A young woman—a mother was dead. Three little children were leftr motherless, and their father does not seem to have known what to do. The Hapsburgs, however, acted with impressive speed to ensure the children were kept safe from heresy, and soon enough John, Dorothea and Christina were in Ghent, under the supervision of their aunt, Mary, Queen of Hungary – and Archduchess Margaret.
Personally, I think the children were fortunate to end up with these forceful ladies. Their father was too swept up in his grand plans to retake the Danish crown to really care for them, and in 1531 he would ride north, now with the support of Charles V, seeing as Kristian had now returned to the Catholic fold.
Kristian was never to return. Instead, his plans failed and he ended up imprisoned for life in Denmark. His children were now effectively fatherless as well, and soon enough, there were only two of them left alive, as John died in 1532.
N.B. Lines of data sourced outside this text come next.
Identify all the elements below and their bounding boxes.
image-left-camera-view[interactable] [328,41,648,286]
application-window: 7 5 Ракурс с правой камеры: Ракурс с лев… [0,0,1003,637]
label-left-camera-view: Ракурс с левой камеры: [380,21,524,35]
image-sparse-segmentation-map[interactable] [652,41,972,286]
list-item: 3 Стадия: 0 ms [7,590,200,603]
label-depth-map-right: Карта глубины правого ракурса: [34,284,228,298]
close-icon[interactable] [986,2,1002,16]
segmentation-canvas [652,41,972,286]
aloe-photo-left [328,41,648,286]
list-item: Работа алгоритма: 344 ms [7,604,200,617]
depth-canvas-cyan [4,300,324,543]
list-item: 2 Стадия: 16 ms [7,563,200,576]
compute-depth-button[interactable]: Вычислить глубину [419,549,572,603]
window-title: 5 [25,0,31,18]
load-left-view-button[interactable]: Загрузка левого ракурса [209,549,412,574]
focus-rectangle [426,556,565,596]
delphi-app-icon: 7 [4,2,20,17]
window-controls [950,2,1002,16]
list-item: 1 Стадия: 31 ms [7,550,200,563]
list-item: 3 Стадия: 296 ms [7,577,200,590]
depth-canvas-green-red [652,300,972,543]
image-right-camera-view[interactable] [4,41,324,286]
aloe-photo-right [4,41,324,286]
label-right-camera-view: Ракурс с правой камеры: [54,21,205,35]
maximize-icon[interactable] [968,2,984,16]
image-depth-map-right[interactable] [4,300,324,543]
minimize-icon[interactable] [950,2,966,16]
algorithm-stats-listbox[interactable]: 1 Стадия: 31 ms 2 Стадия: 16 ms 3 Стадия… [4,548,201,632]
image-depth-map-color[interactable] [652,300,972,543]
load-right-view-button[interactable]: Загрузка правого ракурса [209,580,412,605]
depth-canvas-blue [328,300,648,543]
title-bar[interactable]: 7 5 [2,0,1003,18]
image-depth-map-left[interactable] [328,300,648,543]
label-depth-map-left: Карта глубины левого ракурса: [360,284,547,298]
Isabella of Austria led a short life. Along the way, she became Elisabeth, queen of Denmark, Norway and—for a short while—Sweden. She had it all and lost it all due to her husband.
Rumour has it that when Kristian was deposed, the new king wrote Elisabeth a letter in which he invited her and the children to stay in Denmark, because he intended them no harm. “Your husband, however, must leave,” he wrote.
In response, Elisabeth wrote ubi rex meus, ibi regnum meum – “my kingdom lies where my king is”.
I hope Elisabeth had days when she truly felt that Kristian was her king in all ways. Days when she looked at her husband and felt as if an entire swarm of butterflies had taken up residence in her belly. Or maybe it was all the product of her strict upbringing: a daughter of the house of Hapsburg was always, always loyal!